28 September 2022
Detecting heart defects in babies and children
A team from the Department of Engineering has scooped first prize in the annual PhysioNet Computing in Cardiology challenge.
A team from the Department of Engineering has scooped first prize in the annual PhysioNet Computing in Cardiology challenge. Entrants were asked to design and implement open-source algorithms that allow heart murmurs to be identified from echo sound recordings.
Non-invasive assessment of the heart can identify congenital and acquired heart defects in children. Lack of diagnosis, especially in poorer countries with high birth rates, is a major health challenge. The data that underpinned the challenge were collected in two mass screening programmes for patients under the age of 21 in northeast Brazil.
PhysioNet was established in 1999 under the auspices of the National Institutes of Health (NIH) in the USA. It conducts and promotes biomedical research and education, in part by offering free access to large collections of physiological and clinical data and related open-source software. It has run annual biomedical challenges since 1999, focusing research on unsolved problems in clinical and basic science.
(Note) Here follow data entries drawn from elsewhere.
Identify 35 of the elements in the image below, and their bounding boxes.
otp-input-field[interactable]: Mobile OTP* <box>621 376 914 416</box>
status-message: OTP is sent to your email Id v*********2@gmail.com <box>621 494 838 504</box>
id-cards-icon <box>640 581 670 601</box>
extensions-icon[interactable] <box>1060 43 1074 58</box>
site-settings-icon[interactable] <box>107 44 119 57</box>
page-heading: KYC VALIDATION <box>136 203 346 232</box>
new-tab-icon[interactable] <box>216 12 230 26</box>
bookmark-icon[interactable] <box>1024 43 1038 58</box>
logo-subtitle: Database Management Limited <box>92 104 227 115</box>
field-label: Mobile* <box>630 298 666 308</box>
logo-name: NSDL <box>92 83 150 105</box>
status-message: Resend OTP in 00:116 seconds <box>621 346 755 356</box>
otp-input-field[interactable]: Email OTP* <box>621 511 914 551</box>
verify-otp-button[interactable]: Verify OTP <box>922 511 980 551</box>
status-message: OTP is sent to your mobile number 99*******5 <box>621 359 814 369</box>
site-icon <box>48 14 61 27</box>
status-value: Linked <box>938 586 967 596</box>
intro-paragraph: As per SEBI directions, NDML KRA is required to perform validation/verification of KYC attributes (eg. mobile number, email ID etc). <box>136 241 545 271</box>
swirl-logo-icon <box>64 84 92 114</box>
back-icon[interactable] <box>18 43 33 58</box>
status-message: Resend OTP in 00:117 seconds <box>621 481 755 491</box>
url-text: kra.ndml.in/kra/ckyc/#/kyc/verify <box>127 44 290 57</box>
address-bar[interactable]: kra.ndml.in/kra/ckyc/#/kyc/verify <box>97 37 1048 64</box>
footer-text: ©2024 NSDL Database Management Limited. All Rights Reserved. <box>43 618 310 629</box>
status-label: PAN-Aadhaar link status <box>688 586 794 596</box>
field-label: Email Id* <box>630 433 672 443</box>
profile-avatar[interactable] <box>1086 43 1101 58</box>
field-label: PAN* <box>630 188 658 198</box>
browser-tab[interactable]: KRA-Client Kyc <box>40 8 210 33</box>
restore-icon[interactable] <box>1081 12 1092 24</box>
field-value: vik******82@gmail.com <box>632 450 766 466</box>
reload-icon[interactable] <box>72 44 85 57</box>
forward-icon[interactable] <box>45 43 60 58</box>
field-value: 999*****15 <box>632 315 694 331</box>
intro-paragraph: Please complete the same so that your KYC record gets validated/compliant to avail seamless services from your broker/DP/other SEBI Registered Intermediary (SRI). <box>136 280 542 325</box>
The King’s team was made up of two PhD students, Yujia Xu and Xinqi Bao, and two academics from the Department of Engineering, Dr Ernest Kamavuako, Senior Lecturer and Dr Hak-Keung (HK) Lam, Reader.
Commenting on the challenge, Ernest said:
"I am very proud of our two PhD Students to win first place in such a competitive challenge with a novel signal processing approach."
Hak-Keung added: “We are pleased that our team HearTech+ has been ranked in 1st place in the 2022 PhysioNet Computing in Cardiology challenge. Ernest and I are very pound that our PhD students, Yujia Yu and Xinqi Bao, demonstrated excellent research capability to develop state-of-the-art machine-learning algorithms to detect heart murmur from phonocardiogram recordings for diagnosing congenital heart diseases that affect about 1% of newborns.”
This was an opportunity to analyse extensive patient data and develop an algorithm that recognises patterns. Such an algorithm paves the way for innovative and life-saving miniaturised heart disease detection and monitoring devices.